A relação entre cultura e pobreza não pode ser ignorada. Em muitos territórios periféricos, quilombolas, indígenas e rurais, a produção cultural é também estratégia de sobrevivência, gerando renda, autoestima e pertencimento. Nesse contexto, os Pontos de Cultura não são apenas espaços de expressão artística, mas também instrumentos de distribuição de renda, inclusão produtiva e fortalecimento comunitário.

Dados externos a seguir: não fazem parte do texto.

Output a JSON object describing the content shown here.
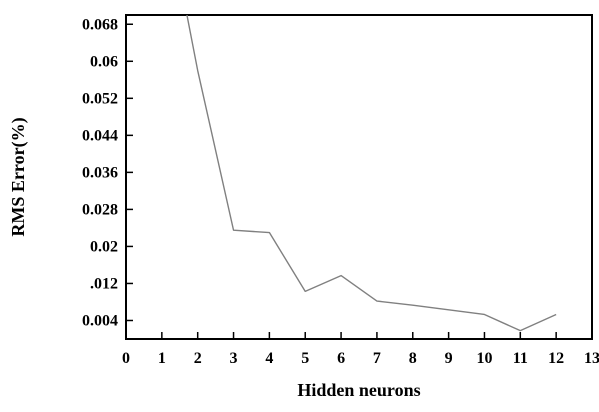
{
  "chart_data": {
    "type": "line",
    "title": "",
    "xlabel": "Hidden neurons",
    "ylabel": "RMS Error(%)",
    "xlim": [
      0,
      13
    ],
    "ylim": [
      0.0,
      0.07
    ],
    "x_tick_labels": [
      "0",
      "1",
      "2",
      "3",
      "4",
      "5",
      "6",
      "7",
      "8",
      "9",
      "10",
      "11",
      "12",
      "13"
    ],
    "x_ticks": [
      0,
      1,
      2,
      3,
      4,
      5,
      6,
      7,
      8,
      9,
      10,
      11,
      12,
      13
    ],
    "y_tick_labels": [
      "0.004",
      ".012",
      "0.02",
      "0.028",
      "0.036",
      "0.044",
      "0.052",
      "0.06",
      "0.068"
    ],
    "y_ticks": [
      0.004,
      0.012,
      0.02,
      0.028,
      0.036,
      0.044,
      0.052,
      0.06,
      0.068
    ],
    "grid": false,
    "legend": "none",
    "series": [
      {
        "x": [
          1.7,
          2,
          3,
          4,
          5,
          6,
          7,
          8,
          9,
          10,
          11,
          12
        ],
        "values": [
          0.07,
          0.058,
          0.0235,
          0.023,
          0.0103,
          0.0137,
          0.0082,
          0.0073,
          0.0063,
          0.0053,
          0.0018,
          0.0053
        ],
        "color": "#808080"
      }
    ]
  }
}
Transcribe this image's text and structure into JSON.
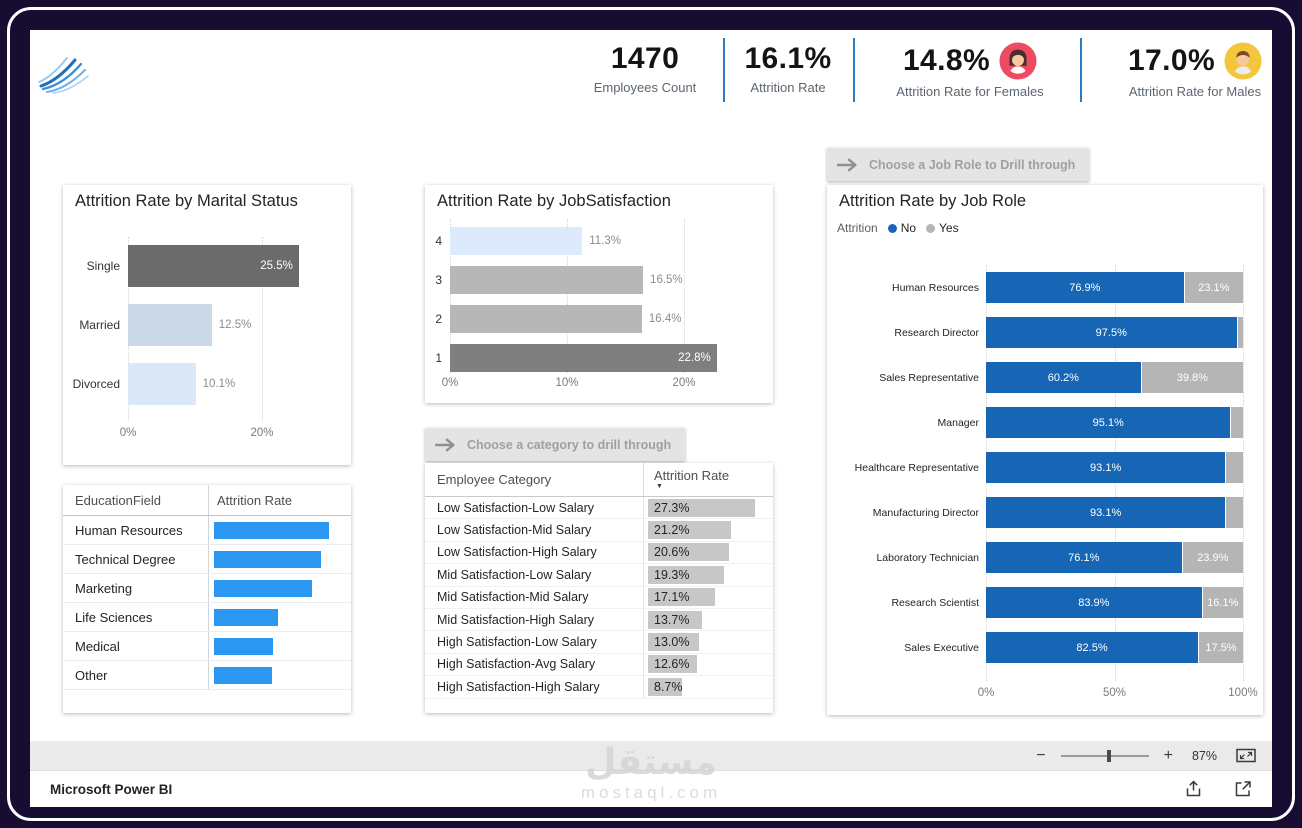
{
  "header": {
    "kpis": [
      {
        "value": "1470",
        "label": "Employees Count",
        "icon": null
      },
      {
        "value": "16.1%",
        "label": "Attrition Rate",
        "icon": null
      },
      {
        "value": "14.8%",
        "label": "Attrition Rate for Females",
        "icon": "female-avatar-icon"
      },
      {
        "value": "17.0%",
        "label": "Attrition Rate for Males",
        "icon": "male-avatar-icon"
      }
    ]
  },
  "drill_through": {
    "category_button": "Choose a category to drill through",
    "job_role_button": "Choose a Job Role to Drill through"
  },
  "footer": {
    "zoom_value": "87%",
    "app_name": "Microsoft Power BI"
  },
  "watermark": {
    "line1": "مستقل",
    "line2": "mostaql.com"
  },
  "colors": {
    "background_dark": "#170c31",
    "kpi_divider_blue": "#2e7cc0",
    "stacked_no_blue": "#1766b5",
    "stacked_yes_gray": "#b5b5b5",
    "table_data_bar_blue": "#2b97f0",
    "table_data_bar_gray": "#c7c7c7",
    "female_icon_bg": "#ee4b63",
    "male_icon_bg": "#f4c63c"
  },
  "chart_data": [
    {
      "id": "marital_status",
      "type": "bar",
      "orientation": "horizontal",
      "title": "Attrition Rate by Marital Status",
      "categories": [
        "Single",
        "Married",
        "Divorced"
      ],
      "values": [
        25.5,
        12.5,
        10.1
      ],
      "labels": [
        "25.5%",
        "12.5%",
        "10.1%"
      ],
      "bar_colors": [
        "#6b6b6b",
        "#ccd9e6",
        "#dae8f8"
      ],
      "label_inside": [
        true,
        false,
        false
      ],
      "x_ticks": [
        {
          "label": "0%",
          "value": 0
        },
        {
          "label": "20%",
          "value": 20
        }
      ],
      "xlim": [
        0,
        29.3
      ],
      "grid": true
    },
    {
      "id": "job_satisfaction",
      "type": "bar",
      "orientation": "horizontal",
      "title": "Attrition Rate by JobSatisfaction",
      "categories": [
        "4",
        "3",
        "2",
        "1"
      ],
      "values": [
        11.3,
        16.5,
        16.4,
        22.8
      ],
      "labels": [
        "11.3%",
        "16.5%",
        "16.4%",
        "22.8%"
      ],
      "bar_colors": [
        "#dceafb",
        "#b7b7b7",
        "#b7b7b7",
        "#7f7f7f"
      ],
      "label_inside": [
        false,
        false,
        false,
        true
      ],
      "x_ticks": [
        {
          "label": "0%",
          "value": 0
        },
        {
          "label": "10%",
          "value": 10
        },
        {
          "label": "20%",
          "value": 20
        }
      ],
      "xlim": [
        0,
        25.6
      ],
      "grid": true
    },
    {
      "id": "education_field",
      "type": "table",
      "columns": [
        "EducationField",
        "Attrition Rate"
      ],
      "rows": [
        "Human Resources",
        "Technical Degree",
        "Marketing",
        "Life Sciences",
        "Medical",
        "Other"
      ],
      "bar_fractions": [
        1.0,
        0.93,
        0.85,
        0.56,
        0.51,
        0.5
      ],
      "note": "values shown as blue data bars only; numeric values not displayed"
    },
    {
      "id": "employee_category",
      "type": "table",
      "columns": [
        "Employee Category",
        "Attrition Rate"
      ],
      "sort_column": "Attrition Rate",
      "sort_direction": "descending",
      "rows": [
        {
          "category": "Low Satisfaction-Low Salary",
          "value": 27.3,
          "label": "27.3%"
        },
        {
          "category": "Low Satisfaction-Mid Salary",
          "value": 21.2,
          "label": "21.2%"
        },
        {
          "category": "Low Satisfaction-High Salary",
          "value": 20.6,
          "label": "20.6%"
        },
        {
          "category": "Mid Satisfaction-Low Salary",
          "value": 19.3,
          "label": "19.3%"
        },
        {
          "category": "Mid Satisfaction-Mid Salary",
          "value": 17.1,
          "label": "17.1%"
        },
        {
          "category": "Mid Satisfaction-High Salary",
          "value": 13.7,
          "label": "13.7%"
        },
        {
          "category": "High Satisfaction-Low Salary",
          "value": 13.0,
          "label": "13.0%"
        },
        {
          "category": "High Satisfaction-Avg Salary",
          "value": 12.6,
          "label": "12.6%"
        },
        {
          "category": "High Satisfaction-High Salary",
          "value": 8.7,
          "label": "8.7%"
        }
      ]
    },
    {
      "id": "job_role",
      "type": "bar",
      "subtype": "stacked_100_horizontal",
      "title": "Attrition Rate by Job Role",
      "legend": {
        "title": "Attrition",
        "entries": [
          {
            "name": "No",
            "color": "#1766b5"
          },
          {
            "name": "Yes",
            "color": "#b5b5b5"
          }
        ],
        "position": "top"
      },
      "categories": [
        "Human Resources",
        "Research Director",
        "Sales Representative",
        "Manager",
        "Healthcare Representative",
        "Manufacturing Director",
        "Laboratory Technician",
        "Research Scientist",
        "Sales Executive"
      ],
      "series": [
        {
          "name": "No",
          "values": [
            76.9,
            97.5,
            60.2,
            95.1,
            93.1,
            93.1,
            76.1,
            83.9,
            82.5
          ]
        },
        {
          "name": "Yes",
          "values": [
            23.1,
            2.5,
            39.8,
            4.9,
            6.9,
            6.9,
            23.9,
            16.1,
            17.5
          ]
        }
      ],
      "yes_labels_shown": [
        true,
        false,
        true,
        false,
        false,
        false,
        true,
        true,
        true
      ],
      "x_ticks": [
        {
          "label": "0%",
          "value": 0
        },
        {
          "label": "50%",
          "value": 50
        },
        {
          "label": "100%",
          "value": 100
        }
      ],
      "xlim": [
        0,
        100
      ],
      "grid": true
    }
  ]
}
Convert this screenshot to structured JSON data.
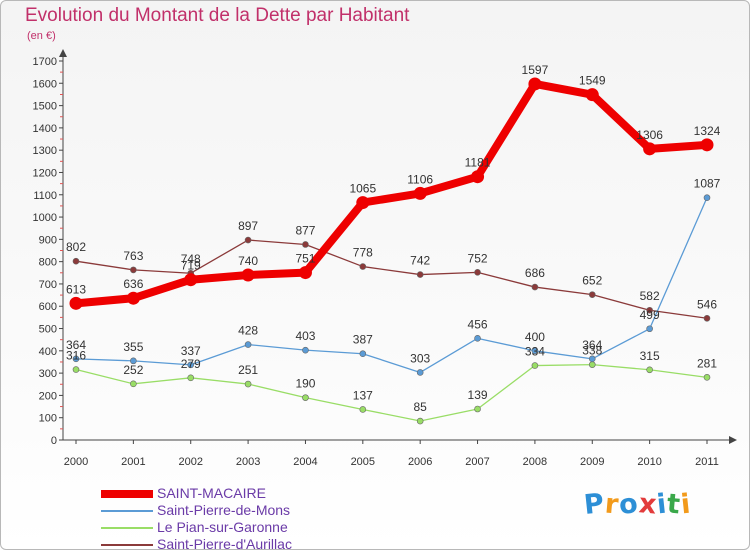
{
  "header": {
    "title": "Evolution du Montant de la Dette par Habitant",
    "subtitle": "(en €)"
  },
  "logo": {
    "letters": [
      "P",
      "r",
      "o",
      "x",
      "i",
      "t",
      "i"
    ],
    "colors": [
      "#2d8fd6",
      "#f29a1b",
      "#2d8fd6",
      "#e23b3b",
      "#2d8fd6",
      "#3aa84a",
      "#f29a1b"
    ]
  },
  "chart_data": {
    "type": "line",
    "title": "Evolution du Montant de la Dette par Habitant",
    "subtitle": "(en €)",
    "xlabel": "",
    "ylabel": "",
    "categories": [
      "2000",
      "2001",
      "2002",
      "2003",
      "2004",
      "2005",
      "2006",
      "2007",
      "2008",
      "2009",
      "2010",
      "2011"
    ],
    "ylim": [
      0,
      1700
    ],
    "yticks": [
      0,
      100,
      200,
      300,
      400,
      500,
      600,
      700,
      800,
      900,
      1000,
      1100,
      1200,
      1300,
      1400,
      1500,
      1600,
      1700
    ],
    "grid": false,
    "legend_position": "bottom-left",
    "series": [
      {
        "name": "SAINT-MACAIRE",
        "color": "#ee0000",
        "values": [
          613,
          636,
          719,
          740,
          751,
          1065,
          1106,
          1181,
          1597,
          1549,
          1306,
          1324
        ],
        "labels": [
          "613",
          "636",
          "719",
          "740",
          "751",
          "1065",
          "1106",
          "1181",
          "1597",
          "1549",
          "1306",
          "1324"
        ]
      },
      {
        "name": "Saint-Pierre-de-Mons",
        "color": "#5b9bd5",
        "values": [
          364,
          355,
          337,
          428,
          403,
          387,
          303,
          456,
          400,
          364,
          499,
          1087
        ],
        "labels": [
          "364",
          "355",
          "337",
          "428",
          "403",
          "387",
          "303",
          "456",
          "400",
          "364",
          "499",
          "1087"
        ]
      },
      {
        "name": "Le Pian-sur-Garonne",
        "color": "#99dd66",
        "values": [
          316,
          252,
          279,
          251,
          190,
          137,
          85,
          139,
          334,
          338,
          315,
          281
        ],
        "labels": [
          "316",
          "252",
          "279",
          "251",
          "190",
          "137",
          "85",
          "139",
          "334",
          "338",
          "315",
          "281"
        ]
      },
      {
        "name": "Saint-Pierre-d'Aurillac",
        "color": "#8b3a3a",
        "values": [
          802,
          763,
          748,
          897,
          877,
          778,
          742,
          752,
          686,
          652,
          582,
          546
        ],
        "labels": [
          "802",
          "763",
          "748",
          "897",
          "877",
          "778",
          "742",
          "752",
          "686",
          "652",
          "582",
          "546"
        ]
      }
    ]
  }
}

Tratar a cultura como vetor de desenvolvimento sustentável significa reconhecê-la como um direito e como parte de uma política pública efetiva de combate à desigualdade social. Para isso, é fundamental ampliar os investimentos e garantir o acesso de comunidades invisibilizadas aos recursos públicos. A consolidação da Política Nacional Cultura Viva como política de base comunitária é um passo essencial para redistribuir poder, recursos e visibilidade.
Promover a cultura é, portanto, promover também justiça social, equidade e sustentabilidade. Fortalecer os Pontos de Cultura é fortalecer o Brasil profundo, criativo e resistente, que pulsa nas bordas do sistema e mostra que outra forma de existir, produzir e compartilhar é possível — e urgente.